Project Riley: Multimodal Multi-Agent LLM Collaboration with Emotional Reasoning and Voting
作者: Ana Rita Ortigoso, Gabriel Vieira, Daniel Fuentes, Luis Frazão, Nuno Costa, António Pereira
分类: cs.AI, cs.CL
发布日期: 2025-05-26 (更新: 2025-09-08)
备注: 28 pages, 5 figures. Submitted for review to Information Fusion
💡 一句话要点
提出Project Riley以解决情感推理的多模态对话问题
🎯 匹配领域: 支柱九:具身大模型 (Embodied Foundation Models)
关键词: 多模态对话 情感推理 大型语言模型 用户体验 紧急响应系统
📋 核心要点
- 现有对话系统在情感推理方面的能力不足,难以有效模拟人类情感的复杂性。
- 提出了一个多模态对话架构,结合五个情感代理进行多轮对话,增强了情感推理能力。
- 用户测试结果显示,该系统在情感适当性、清晰度和自然性方面表现出色,具有良好的用户体验。
📝 摘要(中文)
本文介绍了Project Riley,一个新颖的多模态和多模型对话AI架构,旨在模拟受情感状态影响的推理。该系统灵感来源于皮克斯的《头脑特工队》,包含五个不同的情感代理——快乐、悲伤、恐惧、愤怒和厌恶,进行结构化的多轮对话以生成、批评和迭代完善响应。最终的推理机制综合这些代理的贡献,生成反映主导情感或整合多种视角的连贯输出。该架构结合了文本和视觉的大型语言模型(LLMs),以及先进的推理和自我优化过程。初步原型在离线环境中部署,优化了情感表达和计算效率。基于该原型,开发了用于紧急情况下的Armando,提供情感校准和事实准确的信息。通过用户测试评估了Project Riley原型,结果显示在情感一致性和沟通清晰度方面表现良好。
🔬 方法详解
问题定义:本文旨在解决现有对话系统在情感推理和表达方面的不足,尤其是在多模态交互中如何有效整合情感信息。
核心思路:通过引入五个情感代理,系统能够在对话中模拟不同情感的影响,从而生成更具情感深度的响应。这样的设计使得对话不仅仅是信息传递,更是情感交流。
技术框架:整体架构包括情感代理模块、推理机制和响应生成模块。情感代理负责情感表达,推理机制综合各代理的输入,最终生成连贯的对话输出。
关键创新:最重要的创新在于情感代理的设计及其在对话中的协作机制,这与传统的单一模型对话系统有本质区别,能够更好地模拟人类的情感交流。

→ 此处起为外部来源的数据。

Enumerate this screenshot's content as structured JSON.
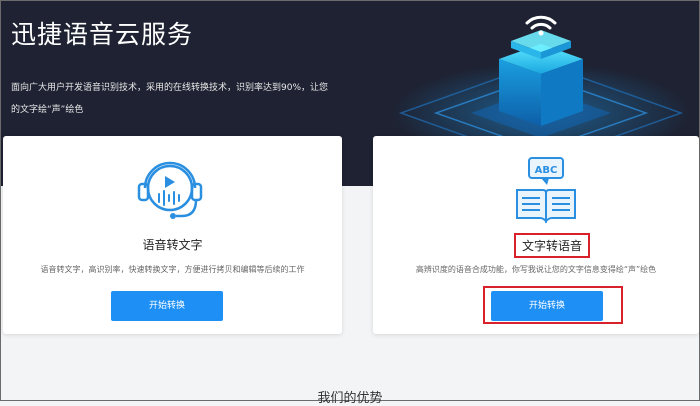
{
  "hero": {
    "title": "迅捷语音云服务",
    "description": "面向广大用户开发语音识别技术，采用的在线转换技术，识别率达到90%，让您的文字绘“声”绘色"
  },
  "cards": [
    {
      "title": "语音转文字",
      "description": "语音转文字，高识别率，快速转换文字，方便进行拷贝和编辑等后续的工作",
      "button_label": "开始转换",
      "icon": "headset-icon"
    },
    {
      "title": "文字转语音",
      "description": "高辨识度的语音合成功能，你写我说让您的文字信息变得绘“声”绘色",
      "button_label": "开始转换",
      "icon": "book-abc-icon",
      "icon_text": "ABC"
    }
  ],
  "section": {
    "title": "我们的优势"
  },
  "colors": {
    "hero_bg": "#1e2232",
    "accent": "#1e90f5",
    "highlight_border": "#d9212b"
  }
}
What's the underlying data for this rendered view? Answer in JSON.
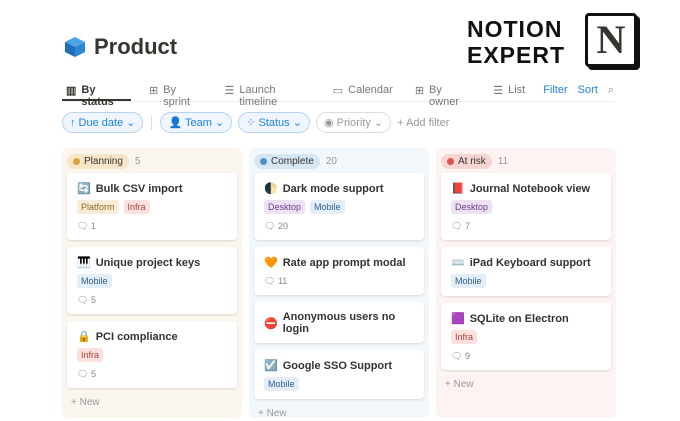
{
  "title": "Product",
  "brand": {
    "line1": "NOTION",
    "line2": "EXPERT",
    "logo": "N"
  },
  "tabs": [
    {
      "icon": "board-icon",
      "label": "By status"
    },
    {
      "icon": "table-icon",
      "label": "By sprint"
    },
    {
      "icon": "timeline-icon",
      "label": "Launch timeline"
    },
    {
      "icon": "calendar-icon",
      "label": "Calendar"
    },
    {
      "icon": "gallery-icon",
      "label": "By owner"
    },
    {
      "icon": "list-icon",
      "label": "List"
    }
  ],
  "actions": {
    "filter": "Filter",
    "sort": "Sort"
  },
  "filters": {
    "due": "↑ Due date ⌄",
    "team": "👤 Team ⌄",
    "status": "⁘ Status ⌄",
    "priority": "◉ Priority ⌄",
    "add": "+ Add filter"
  },
  "colors": {
    "accent": "#2383e2"
  },
  "columns": [
    {
      "name": "Planning",
      "count": "5",
      "dot": "#d9a33a",
      "pill": "#f6e5c6",
      "cards": [
        {
          "icon": "🔄",
          "title": "Bulk CSV import",
          "tags": [
            {
              "t": "Platform",
              "bg": "#f8ecd6",
              "c": "#8a6a2a"
            },
            {
              "t": "Infra",
              "bg": "#fbe0de",
              "c": "#a8453c"
            }
          ],
          "comments": "1"
        },
        {
          "icon": "🎹",
          "title": "Unique project keys",
          "tags": [
            {
              "t": "Mobile",
              "bg": "#e4eef8",
              "c": "#2f5f8a"
            }
          ],
          "comments": "5"
        },
        {
          "icon": "🔒",
          "title": "PCI compliance",
          "tags": [
            {
              "t": "Infra",
              "bg": "#fbe0de",
              "c": "#a8453c"
            }
          ],
          "comments": "5"
        }
      ]
    },
    {
      "name": "Complete",
      "count": "20",
      "dot": "#4e8ec4",
      "pill": "#d6e6f3",
      "cards": [
        {
          "icon": "🌓",
          "title": "Dark mode support",
          "tags": [
            {
              "t": "Desktop",
              "bg": "#ece2f3",
              "c": "#6a3f8a"
            },
            {
              "t": "Mobile",
              "bg": "#e4eef8",
              "c": "#2f5f8a"
            }
          ],
          "comments": "20"
        },
        {
          "icon": "🧡",
          "title": "Rate app prompt modal",
          "tags": [],
          "comments": "11"
        },
        {
          "icon": "⛔",
          "title": "Anonymous users no login",
          "tags": [],
          "comments": null
        },
        {
          "icon": "☑️",
          "title": "Google SSO Support",
          "tags": [
            {
              "t": "Mobile",
              "bg": "#e4eef8",
              "c": "#2f5f8a"
            }
          ],
          "comments": null
        }
      ]
    },
    {
      "name": "At risk",
      "count": "11",
      "dot": "#d9534f",
      "pill": "#f6d6d3",
      "cards": [
        {
          "icon": "📕",
          "title": "Journal Notebook view",
          "tags": [
            {
              "t": "Desktop",
              "bg": "#ece2f3",
              "c": "#6a3f8a"
            }
          ],
          "comments": "7"
        },
        {
          "icon": "⌨️",
          "title": "iPad Keyboard support",
          "tags": [
            {
              "t": "Mobile",
              "bg": "#e4eef8",
              "c": "#2f5f8a"
            }
          ],
          "comments": null
        },
        {
          "icon": "🟪",
          "title": "SQLite on Electron",
          "tags": [
            {
              "t": "Infra",
              "bg": "#fbe0de",
              "c": "#a8453c"
            }
          ],
          "comments": "9"
        }
      ]
    }
  ],
  "new_label": "+ New"
}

关键设计:系统采用了文本和视觉的LLMs,结合了检索增强生成(RAG)技术,并在情感表达和计算效率上进行了优化,确保了系统在紧急情况下的实用性和准确性。
📊 实验亮点
实验结果显示,Project Riley在情感适当性、清晰度和自然性方面的评分均高于传统对话系统,尤其在情感一致性方面表现突出,用户反馈积极,表明该系统在结构化场景中具有良好的实用性。
🎯 应用场景
该研究的潜在应用领域包括心理健康支持、教育辅导和紧急响应系统等。通过模拟情感推理,系统能够提供更具人性化的交互体验,帮助用户在复杂情境中获得情感支持和信息。未来,该技术有望在更多领域实现情感智能的应用。
📄 摘要(原文)
This paper presents Project Riley, a novel multimodal and multi-model conversational AI architecture oriented towards the simulation of reasoning influenced by emotional states. Drawing inspiration from Pixar's Inside Out, the system comprises five distinct emotional agents - Joy, Sadness, Fear, Anger, and Disgust - that engage in structured multi-round dialogues to generate, criticise, and iteratively refine responses. A final reasoning mechanism synthesises the contributions of these agents into a coherent output that either reflects the dominant emotion or integrates multiple perspectives. The architecture incorporates both textual and visual large language models (LLMs), alongside advanced reasoning and self-refinement processes. A functional prototype was deployed locally in an offline environment, optimised for emotional expressiveness and computational efficiency. From this initial prototype, another one emerged, called Armando, which was developed for use in emergency contexts, delivering emotionally calibrated and factually accurate information through the integration of Retrieval-Augmented Generation (RAG) and cumulative context tracking. The Project Riley prototype was evaluated through user testing, in which participants interacted with the chatbot and completed a structured questionnaire assessing three dimensions: Emotional Appropriateness, Clarity and Utility, and Naturalness and Human-likeness. The results indicate strong performance in structured scenarios, particularly with respect to emotional alignment and communicative clarity.